Many existing approaches to profile analysis — including PCA applied to ipsatized data — lack an integrated, workflow-level treatment of dimensionality selection, subspace stability, and profile replicability. FAPA addresses this by combining well-validated tools (Horn's parallel analysis, Procrustes principal angles, Tucker's congruence coefficients, BCa bootstrap CIs via the boot package) into a coherent, reproducible pipeline designed specifically around the ipsatized structure of the data.

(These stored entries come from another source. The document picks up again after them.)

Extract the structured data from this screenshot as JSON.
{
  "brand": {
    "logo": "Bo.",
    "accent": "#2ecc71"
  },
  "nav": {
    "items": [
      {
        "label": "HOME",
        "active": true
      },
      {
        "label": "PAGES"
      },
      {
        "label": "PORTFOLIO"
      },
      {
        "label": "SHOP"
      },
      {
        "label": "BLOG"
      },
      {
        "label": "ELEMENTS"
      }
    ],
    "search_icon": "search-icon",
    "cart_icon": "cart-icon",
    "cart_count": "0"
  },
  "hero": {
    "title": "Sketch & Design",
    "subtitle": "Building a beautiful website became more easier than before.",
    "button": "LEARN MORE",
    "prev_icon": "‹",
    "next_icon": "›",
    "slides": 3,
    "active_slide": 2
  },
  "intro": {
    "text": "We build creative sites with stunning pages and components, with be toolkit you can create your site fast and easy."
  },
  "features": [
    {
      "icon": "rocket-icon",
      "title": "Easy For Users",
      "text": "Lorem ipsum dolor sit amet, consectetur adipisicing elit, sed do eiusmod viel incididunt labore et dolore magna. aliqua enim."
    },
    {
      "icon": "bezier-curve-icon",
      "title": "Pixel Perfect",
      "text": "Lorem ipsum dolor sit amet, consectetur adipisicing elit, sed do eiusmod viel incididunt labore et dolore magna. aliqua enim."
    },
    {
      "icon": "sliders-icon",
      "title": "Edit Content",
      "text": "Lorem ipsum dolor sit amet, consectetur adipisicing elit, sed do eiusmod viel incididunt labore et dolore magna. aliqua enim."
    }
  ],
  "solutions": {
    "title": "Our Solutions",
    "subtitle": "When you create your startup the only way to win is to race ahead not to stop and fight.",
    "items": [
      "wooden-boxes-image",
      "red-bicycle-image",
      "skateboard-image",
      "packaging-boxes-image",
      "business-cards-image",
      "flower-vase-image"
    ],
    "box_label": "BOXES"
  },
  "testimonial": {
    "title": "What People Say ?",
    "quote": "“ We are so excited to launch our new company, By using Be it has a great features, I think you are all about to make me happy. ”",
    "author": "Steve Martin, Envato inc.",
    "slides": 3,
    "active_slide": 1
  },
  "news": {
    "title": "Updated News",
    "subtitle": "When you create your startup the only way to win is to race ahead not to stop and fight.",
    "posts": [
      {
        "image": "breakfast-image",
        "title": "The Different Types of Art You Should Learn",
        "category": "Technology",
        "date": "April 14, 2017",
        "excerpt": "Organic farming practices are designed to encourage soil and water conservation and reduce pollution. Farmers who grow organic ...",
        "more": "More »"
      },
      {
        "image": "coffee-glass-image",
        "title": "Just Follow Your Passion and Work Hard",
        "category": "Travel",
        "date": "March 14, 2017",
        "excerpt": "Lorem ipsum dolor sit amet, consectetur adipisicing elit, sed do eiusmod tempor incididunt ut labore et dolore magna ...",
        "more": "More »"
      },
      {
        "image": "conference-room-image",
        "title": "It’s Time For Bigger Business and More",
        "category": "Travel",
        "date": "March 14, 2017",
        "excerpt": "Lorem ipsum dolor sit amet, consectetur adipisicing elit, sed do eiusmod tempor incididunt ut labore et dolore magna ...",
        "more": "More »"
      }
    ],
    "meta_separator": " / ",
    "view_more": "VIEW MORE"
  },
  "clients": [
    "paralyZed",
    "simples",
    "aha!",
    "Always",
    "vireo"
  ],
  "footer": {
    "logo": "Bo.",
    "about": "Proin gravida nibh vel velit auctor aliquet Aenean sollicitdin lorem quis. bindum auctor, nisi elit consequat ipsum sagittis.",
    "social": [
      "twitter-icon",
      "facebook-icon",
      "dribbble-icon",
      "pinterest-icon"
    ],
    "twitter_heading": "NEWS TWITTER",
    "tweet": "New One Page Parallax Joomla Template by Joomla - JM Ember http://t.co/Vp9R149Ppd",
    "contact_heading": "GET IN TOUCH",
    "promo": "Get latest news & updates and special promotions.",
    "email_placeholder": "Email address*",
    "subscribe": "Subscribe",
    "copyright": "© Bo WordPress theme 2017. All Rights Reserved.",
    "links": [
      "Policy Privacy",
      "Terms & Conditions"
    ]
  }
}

Three-stage verification framework

StageMethodCriterion
1Horn's parallel analysis (variance-matched)Retain components where σ²_k exceeds the (1−α) quantile of a variance-matched null
2Procrustes / principal anglesAll K principal angles < 30° across bootstrap resamples
3Tucker's congruence coefficientsMean CC ≥ 0.85 (fair) or ≥ 0.95 (high) per Lorenzo-Seva & ten Berge (2006)

Installation

# Install from GitHub (development version):
# install.packages("remotes")
remotes::install_github("sekangakim/FAPA")

Quick start

library(FAPA)

# 1. Load and ipsatize
dat    <- load_and_ipsatize("Calibration.csv", col_labels = paste0("V", 1:22))
Xtilde <- dat$ipsatized

# 2. Stage 1: parallel analysis
pa  <- fapa_pa(Xtilde, B = 2000, seed = 1)
print_pa(pa)
K   <- pa$n_retain

# 3. Core solution
fit <- fapa_core(Xtilde, K = K)

# 4. Stages 2 & 3: stability and replicability
pr  <- fapa_procrustes(Xtilde, K = K + 3, B = 2000, seed = 1)
tc  <- fapa_tucker(Xtilde,     K = K + 3, B = 2000, seed = 1)
print_procrustes(pr, K_pa = K)
print_tucker(tc, cc_thresh = 0.85, K_pa = K)

# 5. BCa confidence intervals
bca <- fapa_bca(Xtilde, K = K, B = 2000, seed = 1)
plot_fapa_core(bca, i = 1, split_at = 11)

# 6. Person-level reconstruction
prs <- fapa_person(Xtilde, fit, participants = 1:5, seed = 1)
cat(sprintf("Mean R² = %.4f\n", prs$R2_mean))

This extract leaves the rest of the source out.